AbstractIn order to shape a tissue, cell-based mechanical forces have to be integrated into global force patterns. Over the last decades, the importance of actomyosin contractile arrays, which are the key constituents of various morphogenetic processes, has been established for many tissues. Intriguingly, recent studies demonstrate that the microtubule cytoskeleton mediates folding and elongation of the epithelial sheet during Drosophila morphogenesis, placing microtubule mechanics en par with actin-based processes. While these studies establish the importance of both cytoskeletal systems during cell and tissue rearrangements, a mechanistic explanation of their functional hierarchy is currently missing. Here, we dissect the individual roles of these two key generators of mechanical forces during epithelium elongation.

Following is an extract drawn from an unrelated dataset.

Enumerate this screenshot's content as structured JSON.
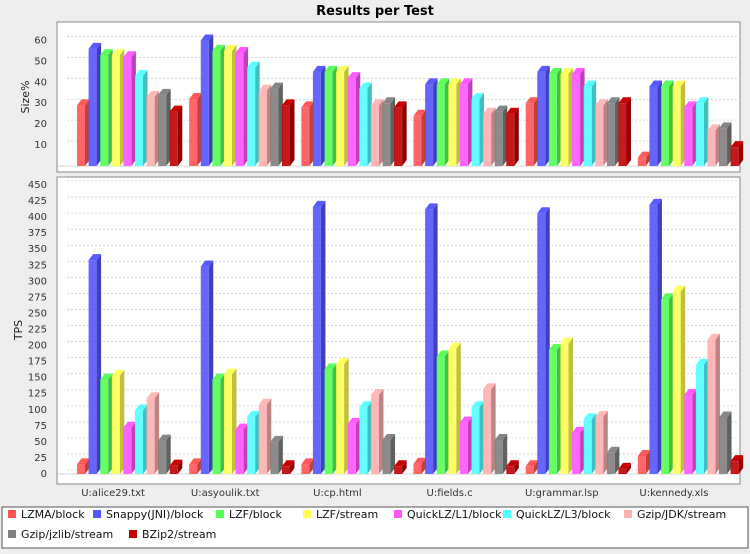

We demonstrate that microtubules dictate cell shape changes and actomyosin refines them. Combining experimental and numerical approaches, we find that altering the microtubule and actomyosin functions results in predictable changes in tissue shape. We further show that planar polarized microtubule patterning is independent of cell geometry and actomyosin-based mechanics. These results support a hierarchical mechanism, whereby microtubule-based forces in some epithelial systems prime actomyosin-generated forces.